Le stress est un mécanisme de défense. Je l’utilise un peu trop bien. Parfois, j’ai cette tendance toxique à trop réfléchir à des situations simples qui ne méritent pas d'être compliquées. Je donne alors naissance moi-même à mon anxiété, dans un contexte où elle n’est pas sollicitée, comme les réactions des gens qui m'entourent sur lesquelles je n’ai aucun contrôle, une situation future pour laquelle je ne peux rien faire présentement ou une situation passée que je ne pourrai jamais changer. L’anxiété n’est jamais le présent, elle n'est jamais le maintenant, elle m’empêche de vivre et de profiter du moment où je me trouve pour me projeter à dans des semaines ou des mois.
Je m’attends toujours au pire, même si je sais logiquement que cette issue est possible à 0.01%. Si je m’attends au pire, je ne peux pas être déçue.
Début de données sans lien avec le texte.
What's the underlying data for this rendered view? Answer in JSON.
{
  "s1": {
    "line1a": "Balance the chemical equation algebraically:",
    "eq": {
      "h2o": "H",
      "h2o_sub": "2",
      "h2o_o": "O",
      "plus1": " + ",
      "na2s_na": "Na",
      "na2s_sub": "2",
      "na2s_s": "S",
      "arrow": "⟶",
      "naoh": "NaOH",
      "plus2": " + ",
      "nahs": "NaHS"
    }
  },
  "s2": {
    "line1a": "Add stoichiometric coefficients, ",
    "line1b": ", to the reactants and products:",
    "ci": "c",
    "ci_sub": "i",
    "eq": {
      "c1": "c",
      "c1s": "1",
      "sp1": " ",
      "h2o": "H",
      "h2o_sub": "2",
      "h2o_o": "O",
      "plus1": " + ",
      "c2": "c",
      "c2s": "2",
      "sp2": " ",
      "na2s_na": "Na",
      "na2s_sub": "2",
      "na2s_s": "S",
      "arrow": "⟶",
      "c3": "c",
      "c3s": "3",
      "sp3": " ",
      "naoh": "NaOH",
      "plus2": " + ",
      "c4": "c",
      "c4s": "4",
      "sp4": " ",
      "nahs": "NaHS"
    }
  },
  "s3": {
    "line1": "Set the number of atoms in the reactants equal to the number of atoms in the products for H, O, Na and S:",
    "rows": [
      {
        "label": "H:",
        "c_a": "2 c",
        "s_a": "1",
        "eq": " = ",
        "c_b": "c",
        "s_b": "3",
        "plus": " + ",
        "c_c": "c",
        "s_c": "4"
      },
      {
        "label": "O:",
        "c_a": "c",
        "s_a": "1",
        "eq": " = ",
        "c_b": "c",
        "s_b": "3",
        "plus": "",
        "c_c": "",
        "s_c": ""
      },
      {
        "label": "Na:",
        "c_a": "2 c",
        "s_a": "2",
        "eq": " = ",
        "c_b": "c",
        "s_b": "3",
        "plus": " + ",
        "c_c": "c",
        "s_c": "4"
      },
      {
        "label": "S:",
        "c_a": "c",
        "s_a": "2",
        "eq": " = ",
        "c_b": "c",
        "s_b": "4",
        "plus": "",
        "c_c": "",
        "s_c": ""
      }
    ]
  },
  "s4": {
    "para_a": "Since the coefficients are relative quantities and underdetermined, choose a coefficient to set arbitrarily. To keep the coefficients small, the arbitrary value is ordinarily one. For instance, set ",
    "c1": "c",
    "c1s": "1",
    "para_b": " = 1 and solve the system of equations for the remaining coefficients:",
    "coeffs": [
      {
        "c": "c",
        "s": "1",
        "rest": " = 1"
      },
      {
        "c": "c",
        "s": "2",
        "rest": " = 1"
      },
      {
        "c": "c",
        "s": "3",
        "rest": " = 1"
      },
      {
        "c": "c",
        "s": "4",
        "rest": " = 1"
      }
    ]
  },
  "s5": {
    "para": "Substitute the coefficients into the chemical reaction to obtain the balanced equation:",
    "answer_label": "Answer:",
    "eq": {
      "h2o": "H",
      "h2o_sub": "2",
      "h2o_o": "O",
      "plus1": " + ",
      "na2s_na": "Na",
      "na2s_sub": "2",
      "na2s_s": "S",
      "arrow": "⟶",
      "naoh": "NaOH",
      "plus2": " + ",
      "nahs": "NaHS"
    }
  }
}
Je ne peux qu’être agréablement surprise. Mais en attendant la surprise, l'évènement qui me contredira immanquablement, ce n’est pas une manière de vivre. Ce n’est pas une manière de vivre que d’attendre l’échec à chaque coin de rue, d'anticiper la perte de tous ceux qui font partie de ma vie à chaque moment passé ensemble ou de prédire le fiasco.
C'est cette négativité par défaut, ce doute constant qui me rend dépendante des autres. J’ai besoin d’une vision extérieure où je réalise à quel point mes idées d’anxieuse relèvent de la folie, à quel point elles sont insensées. J’ai besoin que quelqu’un m’empêche de nourrir la bête, qu’elle relativise et réfléchisse objectivement pour moi. Car dans ces moments, je suis faible, inutile, impuissante. Je n’ai qu’à me laisser consumer, me laisser engloutir par le sentiment anxiogène de perte de contrôle.
J’attends. J’attends que le souffle de la bête avide ralentisse, qu’elle se recroqueville doucement au fond de moi où elle restera tapie jusqu’à la prochaine tempête.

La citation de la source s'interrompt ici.